Grey Fox


Slip Slidin' Away

I sit here in the late evening enjoying the the end of another warm friendly day being serenaded by the prince of song writers - Paul Simon. Admittedly the finer tones of his musical interpretation were supplied by the magical hair of Art Garfunkel, and the Simon lyrics if assessed in detail confuse, but the overall feel is entirely what anyone living in a major city in close proximity to their fellows understands and empathises with.

Although tiny and rich Paul is approaching the testing time for all humans. The time when anything requiring the ultimate in physical endeavor is possible is fading fast.

In 1850 Gustave Flaubert, then aged twenty, on his only expedition outside metropolitan France wrote the following from Jerusalem to a pal:

'At Beirut we made aquaintance of a spendid fellow, Camille Rogie, the Postmaster of the place. He has a pretty house, a pretty cook (male)and an emormous prick, compared with which yours is a mere tack. When he was in Constantinople, its reputation was such that Turks came to the house mornings especially to see it. (Gospel.) He treated us to a morning of nymphets. I fucked three women, four shots in all, three before lunch and one after dessert. At the end, I even proposed doing it with their bawd, but, because I had refused when she offered herself earlier, she made it her turn to say no. Still, I'd have enjoyed pulling that one off, to crown the day's work and to give a good opinion of myself.'*

These boastful reminiscences stayed with this tortured writer all his life. But at the time he wrote them he was flying free from the stifling encumberance of a heavy home life.
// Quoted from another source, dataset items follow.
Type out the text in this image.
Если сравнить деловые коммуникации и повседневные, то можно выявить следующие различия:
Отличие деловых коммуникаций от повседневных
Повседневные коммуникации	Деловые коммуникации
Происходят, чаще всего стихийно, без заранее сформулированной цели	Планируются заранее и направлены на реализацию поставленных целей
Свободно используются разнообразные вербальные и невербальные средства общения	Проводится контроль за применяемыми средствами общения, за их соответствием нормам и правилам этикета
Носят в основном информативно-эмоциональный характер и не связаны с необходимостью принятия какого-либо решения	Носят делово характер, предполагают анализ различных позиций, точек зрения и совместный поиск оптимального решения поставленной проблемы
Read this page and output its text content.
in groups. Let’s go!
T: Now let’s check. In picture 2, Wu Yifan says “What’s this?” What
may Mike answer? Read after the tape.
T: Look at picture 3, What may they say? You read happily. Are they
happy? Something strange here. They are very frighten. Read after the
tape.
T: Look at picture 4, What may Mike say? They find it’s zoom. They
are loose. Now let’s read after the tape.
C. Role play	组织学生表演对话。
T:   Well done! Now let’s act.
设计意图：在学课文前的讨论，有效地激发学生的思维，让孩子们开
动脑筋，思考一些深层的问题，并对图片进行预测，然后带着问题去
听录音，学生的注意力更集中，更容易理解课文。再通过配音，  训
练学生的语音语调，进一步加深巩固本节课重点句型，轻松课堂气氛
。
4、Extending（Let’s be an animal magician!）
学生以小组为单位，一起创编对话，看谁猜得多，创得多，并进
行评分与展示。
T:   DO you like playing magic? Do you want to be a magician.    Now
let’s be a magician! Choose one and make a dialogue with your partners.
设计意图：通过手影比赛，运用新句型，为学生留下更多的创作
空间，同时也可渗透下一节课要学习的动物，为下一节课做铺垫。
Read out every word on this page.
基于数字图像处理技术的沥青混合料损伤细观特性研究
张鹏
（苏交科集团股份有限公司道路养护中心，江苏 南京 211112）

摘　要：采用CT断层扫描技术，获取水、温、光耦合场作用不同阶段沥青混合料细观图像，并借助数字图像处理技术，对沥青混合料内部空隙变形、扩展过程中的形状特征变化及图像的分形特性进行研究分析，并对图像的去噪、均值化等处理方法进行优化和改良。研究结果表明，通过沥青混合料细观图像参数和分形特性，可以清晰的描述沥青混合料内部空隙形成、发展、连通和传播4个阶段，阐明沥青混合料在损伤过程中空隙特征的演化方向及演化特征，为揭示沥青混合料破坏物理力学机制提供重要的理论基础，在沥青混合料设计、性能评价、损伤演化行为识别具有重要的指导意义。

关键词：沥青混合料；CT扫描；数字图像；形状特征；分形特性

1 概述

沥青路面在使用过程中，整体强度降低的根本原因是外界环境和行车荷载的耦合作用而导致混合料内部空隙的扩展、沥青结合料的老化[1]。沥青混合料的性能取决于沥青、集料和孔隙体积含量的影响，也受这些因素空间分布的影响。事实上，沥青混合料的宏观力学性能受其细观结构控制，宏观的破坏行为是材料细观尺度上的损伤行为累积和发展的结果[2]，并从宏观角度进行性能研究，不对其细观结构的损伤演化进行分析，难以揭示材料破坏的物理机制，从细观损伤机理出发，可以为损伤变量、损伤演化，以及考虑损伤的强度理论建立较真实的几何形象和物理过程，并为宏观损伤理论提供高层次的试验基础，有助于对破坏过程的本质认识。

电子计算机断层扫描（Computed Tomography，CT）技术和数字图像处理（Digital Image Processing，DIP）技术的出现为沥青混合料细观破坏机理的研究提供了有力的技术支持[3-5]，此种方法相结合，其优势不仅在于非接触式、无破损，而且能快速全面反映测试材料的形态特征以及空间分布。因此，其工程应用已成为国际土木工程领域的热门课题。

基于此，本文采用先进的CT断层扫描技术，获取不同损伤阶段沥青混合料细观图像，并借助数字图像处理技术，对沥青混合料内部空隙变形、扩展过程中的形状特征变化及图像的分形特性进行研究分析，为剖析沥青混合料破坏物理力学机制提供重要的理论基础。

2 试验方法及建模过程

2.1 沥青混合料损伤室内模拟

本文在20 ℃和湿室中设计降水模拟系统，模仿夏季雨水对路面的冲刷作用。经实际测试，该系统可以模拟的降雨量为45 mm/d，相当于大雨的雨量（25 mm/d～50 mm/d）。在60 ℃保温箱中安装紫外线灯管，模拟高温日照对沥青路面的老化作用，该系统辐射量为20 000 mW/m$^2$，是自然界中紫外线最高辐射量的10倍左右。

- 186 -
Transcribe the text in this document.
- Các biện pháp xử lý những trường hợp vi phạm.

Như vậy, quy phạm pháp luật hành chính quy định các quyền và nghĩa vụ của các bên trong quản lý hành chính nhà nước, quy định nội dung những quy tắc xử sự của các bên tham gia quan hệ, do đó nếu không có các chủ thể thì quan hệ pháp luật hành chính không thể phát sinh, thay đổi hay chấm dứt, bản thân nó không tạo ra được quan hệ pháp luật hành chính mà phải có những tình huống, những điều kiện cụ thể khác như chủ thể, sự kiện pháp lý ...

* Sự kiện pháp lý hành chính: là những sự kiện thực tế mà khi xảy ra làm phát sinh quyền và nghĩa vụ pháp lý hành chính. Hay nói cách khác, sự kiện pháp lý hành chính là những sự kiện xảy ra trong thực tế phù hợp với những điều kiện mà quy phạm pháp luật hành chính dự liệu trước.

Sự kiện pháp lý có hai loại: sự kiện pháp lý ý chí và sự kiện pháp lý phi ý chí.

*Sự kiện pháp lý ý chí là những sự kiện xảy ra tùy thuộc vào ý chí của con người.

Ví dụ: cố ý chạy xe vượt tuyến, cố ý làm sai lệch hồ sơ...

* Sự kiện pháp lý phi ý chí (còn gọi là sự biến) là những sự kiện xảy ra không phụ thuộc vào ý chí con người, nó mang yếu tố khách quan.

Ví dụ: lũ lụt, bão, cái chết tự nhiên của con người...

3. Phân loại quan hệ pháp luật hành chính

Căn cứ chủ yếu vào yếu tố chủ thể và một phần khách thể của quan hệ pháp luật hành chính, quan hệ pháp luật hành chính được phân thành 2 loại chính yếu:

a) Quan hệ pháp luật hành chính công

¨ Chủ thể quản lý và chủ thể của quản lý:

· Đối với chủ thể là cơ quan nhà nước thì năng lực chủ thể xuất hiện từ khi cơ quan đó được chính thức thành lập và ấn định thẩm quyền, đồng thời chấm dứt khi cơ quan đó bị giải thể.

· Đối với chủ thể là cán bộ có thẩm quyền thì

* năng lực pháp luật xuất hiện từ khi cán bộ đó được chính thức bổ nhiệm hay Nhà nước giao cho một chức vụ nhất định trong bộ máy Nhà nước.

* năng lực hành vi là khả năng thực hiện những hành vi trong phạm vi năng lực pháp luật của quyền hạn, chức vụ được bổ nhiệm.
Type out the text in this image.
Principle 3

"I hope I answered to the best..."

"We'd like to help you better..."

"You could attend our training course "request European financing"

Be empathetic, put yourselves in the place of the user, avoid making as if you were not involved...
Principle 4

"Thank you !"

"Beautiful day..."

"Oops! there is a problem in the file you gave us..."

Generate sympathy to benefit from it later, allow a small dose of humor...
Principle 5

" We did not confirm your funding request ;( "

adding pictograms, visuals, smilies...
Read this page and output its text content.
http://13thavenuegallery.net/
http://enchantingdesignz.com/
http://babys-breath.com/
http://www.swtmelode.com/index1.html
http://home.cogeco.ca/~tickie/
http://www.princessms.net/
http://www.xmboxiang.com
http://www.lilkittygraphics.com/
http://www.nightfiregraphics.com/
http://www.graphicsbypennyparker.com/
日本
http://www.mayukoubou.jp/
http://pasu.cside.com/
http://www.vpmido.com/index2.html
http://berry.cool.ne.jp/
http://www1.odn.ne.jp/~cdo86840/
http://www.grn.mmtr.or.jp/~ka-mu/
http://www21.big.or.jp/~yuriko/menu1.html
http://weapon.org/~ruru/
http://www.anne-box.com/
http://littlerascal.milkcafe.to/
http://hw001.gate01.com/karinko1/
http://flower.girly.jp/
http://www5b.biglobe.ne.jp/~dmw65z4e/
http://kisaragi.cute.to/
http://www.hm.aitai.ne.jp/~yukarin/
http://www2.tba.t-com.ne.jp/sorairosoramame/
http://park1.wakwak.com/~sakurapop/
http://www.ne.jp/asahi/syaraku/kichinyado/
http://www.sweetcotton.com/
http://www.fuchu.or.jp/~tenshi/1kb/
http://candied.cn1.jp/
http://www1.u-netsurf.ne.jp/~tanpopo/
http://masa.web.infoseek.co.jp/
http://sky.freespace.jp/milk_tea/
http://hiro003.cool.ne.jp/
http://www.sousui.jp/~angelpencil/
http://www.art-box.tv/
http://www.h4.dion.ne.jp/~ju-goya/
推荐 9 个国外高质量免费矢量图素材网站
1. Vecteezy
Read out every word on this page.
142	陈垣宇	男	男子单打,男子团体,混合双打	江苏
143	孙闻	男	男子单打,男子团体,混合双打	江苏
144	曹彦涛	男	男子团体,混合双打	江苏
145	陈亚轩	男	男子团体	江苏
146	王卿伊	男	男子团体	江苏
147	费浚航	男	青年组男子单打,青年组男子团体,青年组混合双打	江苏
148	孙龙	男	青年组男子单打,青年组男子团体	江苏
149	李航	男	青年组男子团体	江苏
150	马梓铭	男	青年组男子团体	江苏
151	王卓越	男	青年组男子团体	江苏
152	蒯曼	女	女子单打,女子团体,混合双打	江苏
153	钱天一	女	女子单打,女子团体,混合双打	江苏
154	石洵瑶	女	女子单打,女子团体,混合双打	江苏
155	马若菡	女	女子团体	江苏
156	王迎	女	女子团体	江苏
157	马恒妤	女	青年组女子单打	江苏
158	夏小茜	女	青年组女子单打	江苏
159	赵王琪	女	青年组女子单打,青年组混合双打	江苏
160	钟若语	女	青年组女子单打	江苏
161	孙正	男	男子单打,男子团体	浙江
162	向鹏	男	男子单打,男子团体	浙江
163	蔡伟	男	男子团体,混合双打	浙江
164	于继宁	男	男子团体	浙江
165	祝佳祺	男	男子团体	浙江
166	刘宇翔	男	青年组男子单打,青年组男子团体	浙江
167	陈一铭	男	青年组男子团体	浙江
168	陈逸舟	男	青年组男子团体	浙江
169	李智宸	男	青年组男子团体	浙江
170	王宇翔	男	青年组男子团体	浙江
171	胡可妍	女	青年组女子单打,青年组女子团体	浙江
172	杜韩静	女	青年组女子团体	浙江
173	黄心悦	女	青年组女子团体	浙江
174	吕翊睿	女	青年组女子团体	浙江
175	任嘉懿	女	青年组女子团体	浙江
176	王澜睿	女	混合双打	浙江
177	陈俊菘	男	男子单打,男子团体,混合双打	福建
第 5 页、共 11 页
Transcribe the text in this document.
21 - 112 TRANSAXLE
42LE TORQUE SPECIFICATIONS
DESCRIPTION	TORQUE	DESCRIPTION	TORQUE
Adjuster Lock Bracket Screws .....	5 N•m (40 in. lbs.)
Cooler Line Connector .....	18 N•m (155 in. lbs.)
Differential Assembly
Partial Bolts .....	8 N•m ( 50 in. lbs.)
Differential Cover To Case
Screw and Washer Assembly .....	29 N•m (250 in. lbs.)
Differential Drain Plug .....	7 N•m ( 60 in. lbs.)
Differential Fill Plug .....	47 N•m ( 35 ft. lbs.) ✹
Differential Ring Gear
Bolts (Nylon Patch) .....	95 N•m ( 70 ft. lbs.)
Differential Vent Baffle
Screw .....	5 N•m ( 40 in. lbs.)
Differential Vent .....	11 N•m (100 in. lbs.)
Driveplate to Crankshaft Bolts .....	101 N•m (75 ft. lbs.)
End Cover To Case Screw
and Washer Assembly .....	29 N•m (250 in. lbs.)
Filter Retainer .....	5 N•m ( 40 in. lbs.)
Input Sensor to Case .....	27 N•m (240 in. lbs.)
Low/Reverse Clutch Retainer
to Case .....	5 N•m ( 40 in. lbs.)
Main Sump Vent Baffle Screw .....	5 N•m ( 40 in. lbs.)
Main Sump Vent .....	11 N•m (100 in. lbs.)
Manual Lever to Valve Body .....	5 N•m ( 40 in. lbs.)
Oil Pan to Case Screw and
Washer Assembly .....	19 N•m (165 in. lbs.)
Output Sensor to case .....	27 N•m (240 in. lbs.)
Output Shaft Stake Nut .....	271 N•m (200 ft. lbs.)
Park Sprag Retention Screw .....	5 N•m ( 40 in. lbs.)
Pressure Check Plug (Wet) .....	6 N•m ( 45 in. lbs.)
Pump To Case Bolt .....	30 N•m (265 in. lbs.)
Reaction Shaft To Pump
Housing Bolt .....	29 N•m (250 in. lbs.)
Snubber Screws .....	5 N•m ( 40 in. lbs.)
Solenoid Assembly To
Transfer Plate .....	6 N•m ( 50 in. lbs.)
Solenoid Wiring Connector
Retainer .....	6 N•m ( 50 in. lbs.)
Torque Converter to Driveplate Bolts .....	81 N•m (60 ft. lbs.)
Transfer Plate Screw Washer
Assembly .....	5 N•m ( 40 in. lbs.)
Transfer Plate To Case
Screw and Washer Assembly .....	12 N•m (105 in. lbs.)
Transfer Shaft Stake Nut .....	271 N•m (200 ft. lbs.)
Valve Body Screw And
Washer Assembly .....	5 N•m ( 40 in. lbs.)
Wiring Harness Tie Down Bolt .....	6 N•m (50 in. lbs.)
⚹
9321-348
The reason why we all behave badly when we are young and away from home is because we are young and away from home. How many of us can imagine our parents making love? They did, otherwise we wouldn't be here, and in many cases continued with joy for years.

Last week I heard a sheep farmer being interviewed on the radio. The subject was the effect that the heat was having on the rams. The farmers are keen to breed the earliest lambs to gain the most money for 'new seasons' lamb. These baby lambs should arrive in January. The heat is such that the boys are lying down on the job. Instead of busying themselves amongst the ewes they are lying in a hot heap under a hedge. Apart from the delicious suggestion by the farmer that he would have to show the rams 'pornographic videos' to get them interested, he suggested that because of the heat they would only 'tupp' at night. This, the farmer stated, would produce lambs born in the middle of the night. 'Good Heavens' said the interviewer 'I never knew that they were so precise.' 'Got you there, you townie prat' the farmer didn't quite say. But he explained that even God and sheep hadn't progressed that far.

The farmer, possibly to ease the embarrassment of the interviewer, moved into a heavy prediction of a much lower than normal birth rate for humans in the UK in the Spring of next year.

I can remember the bump in the birth rate caused by the three day week in late 1984 and the subsequent ceasing of television at 10.30pm. But those couplings took place in the cold and dark of the winter. I believe that the farmer is talking balls, as the the continuing heat creates a sensual lift to the normal English sangfroid. Apart from the old saying 'The heat of the meat dictates the angle of dangle' it's the joy of the jiggle and the relative absence of clothes that keeps the mind on the job.

To return to the beginning, certainly the warmth of this summer is aiding both the spirit and the body of the ageing as pain is kept at bay and the clear light delights.

Slip Slidin' Away,
Slip Slidin' Away,
You know the nearer your destination
the more you are
Slip Slidin' Away

God only knows
God makes his plan
the information's not available
to the mortal man
we will work in our jobs
collect our pay
believe we are gliding
down the highway
in fact we are
Slip Slidin' Away $

* The letters of Gustave Flaubert 1830-1857, selected, edited and translated by Francis Steegmuller. Faber.

$ Slip Slidin' Away © 1977 Paul Simon. Words and music by Paul Simon.